Of interest to police were the following individuals:
- A passenger described as "a short, stocky man seen jumping from the train" at Victoria.
- A man seen leaving a compartment of the train at Penge East, before reboarding, possibly into Linsley's coach.
- A passenger described by police as a "scruffy man with dirty blond hair" who alighted from the train at Penge East. Police released an artist's impression of this man.
- A man seen staring at women boarding the train at Orpington.
An inquest was held on 16 November 1988. The au pair who heard the attack was criticised by the Coroner for not pulling the communication cord, despite believing that someone was being raped. She said she had been "glued to her seat" and contacted police only after she learned that a murder had occurred. The coroner highlighted that, although passengers reported hearing "a commotion", nobody investigated. The inquest returned a verdict of unlawful killing.
In response to Linsley's murder, British Rail's Eastern Region ordered its guards to proactively patrol their trains and be particularly observant for women travelling alone. Likewise, the police advised that passengers should be vigilant on the railway generally, but particularly to "avoid where the only means of escape was directly onto the line or platform".
Case reopened
Linsley's killer had sustained injuries and left blood at the scene, which was collected and stored. DNA science was in its infancy in 1988, but with advances in DNA profiling technology, the case was re-opened in 2002 and a complete DNA profile built from the sample. Linsley's case was raised on the Tonight with Trevor MacDonald programme which aired on 13 September 2002.The new investigation case was passed to the Met's cold case investigative section, formed in 2000. An extensive publicity campaign was launched in Victoria station, and there was a peak-time television crime-scene reenactment.

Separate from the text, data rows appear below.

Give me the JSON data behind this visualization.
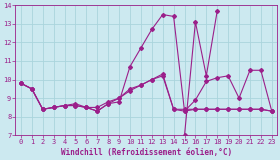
{
  "xlabel": "Windchill (Refroidissement éolien,°C)",
  "background_color": "#cce9f0",
  "line_color": "#9b1f8a",
  "grid_color": "#aad4dc",
  "xlim": [
    -0.5,
    23.5
  ],
  "ylim": [
    7,
    14
  ],
  "yticks": [
    7,
    8,
    9,
    10,
    11,
    12,
    13,
    14
  ],
  "xticks": [
    0,
    1,
    2,
    3,
    4,
    5,
    6,
    7,
    8,
    9,
    10,
    11,
    12,
    13,
    14,
    15,
    16,
    17,
    18,
    19,
    20,
    21,
    22,
    23
  ],
  "series": [
    {
      "x": [
        0,
        1,
        2,
        3,
        4,
        5,
        6,
        7,
        8,
        9,
        10,
        11,
        12,
        13,
        14,
        15,
        16,
        17,
        18,
        19,
        20,
        21,
        22,
        23
      ],
      "y": [
        9.8,
        9.5,
        8.4,
        8.5,
        8.6,
        8.6,
        8.5,
        8.3,
        8.7,
        8.8,
        10.7,
        11.7,
        12.7,
        13.5,
        13.4,
        8.3,
        8.9,
        9.9,
        10.1,
        10.2,
        9.0,
        10.5,
        10.5,
        8.3
      ]
    },
    {
      "x": [
        0,
        1,
        2,
        3,
        4,
        5,
        6,
        7,
        8,
        9,
        10,
        11,
        12,
        13,
        14,
        15,
        16,
        17,
        18,
        19,
        20,
        21,
        22,
        23
      ],
      "y": [
        9.8,
        9.5,
        8.4,
        8.5,
        8.6,
        8.6,
        8.5,
        8.3,
        8.7,
        9.0,
        9.4,
        9.7,
        10.0,
        10.2,
        8.4,
        8.3,
        8.4,
        8.4,
        8.4,
        8.4,
        8.4,
        8.4,
        8.4,
        8.3
      ]
    },
    {
      "x": [
        15,
        16,
        17,
        18
      ],
      "y": [
        7.0,
        13.1,
        10.2,
        13.7
      ]
    },
    {
      "x": [
        0,
        1,
        2,
        3,
        4,
        5,
        6,
        7,
        8,
        9,
        10,
        11,
        12,
        13,
        14,
        15,
        16,
        17,
        18,
        19,
        20,
        21,
        22,
        23
      ],
      "y": [
        9.8,
        9.5,
        8.4,
        8.5,
        8.6,
        8.7,
        8.5,
        8.5,
        8.8,
        9.0,
        9.5,
        9.7,
        10.0,
        10.3,
        8.4,
        8.4,
        8.4,
        8.4,
        8.4,
        8.4,
        8.4,
        8.4,
        8.4,
        8.3
      ]
    }
  ],
  "xlabel_fontsize": 5.5,
  "tick_fontsize": 5.0
}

In 2013 the leading officer on the case called it "puzzling" that the DNA of Linsley's killer, who was "a probable repeat violent offender" had not been matched to anyone in the DNA database. That same year, police offered a reward of £20,000 for information leading to the arrest and conviction of the killer. The new investigation also re-examined steps taken in the previous investigation, including tracing Linsley's seventy fellow passengers that day; police say they know the identities of at least fifty of them.
Deborah Linsley's parents publicly appealed several times for the assistance of the public in solving her death. Her mother had died by 2013.
A detective has suggested more recently that not only was the attacker injured and probably bloodied but likely "behaved in a different way after the murder", which friends or relatives may have noticed at the time.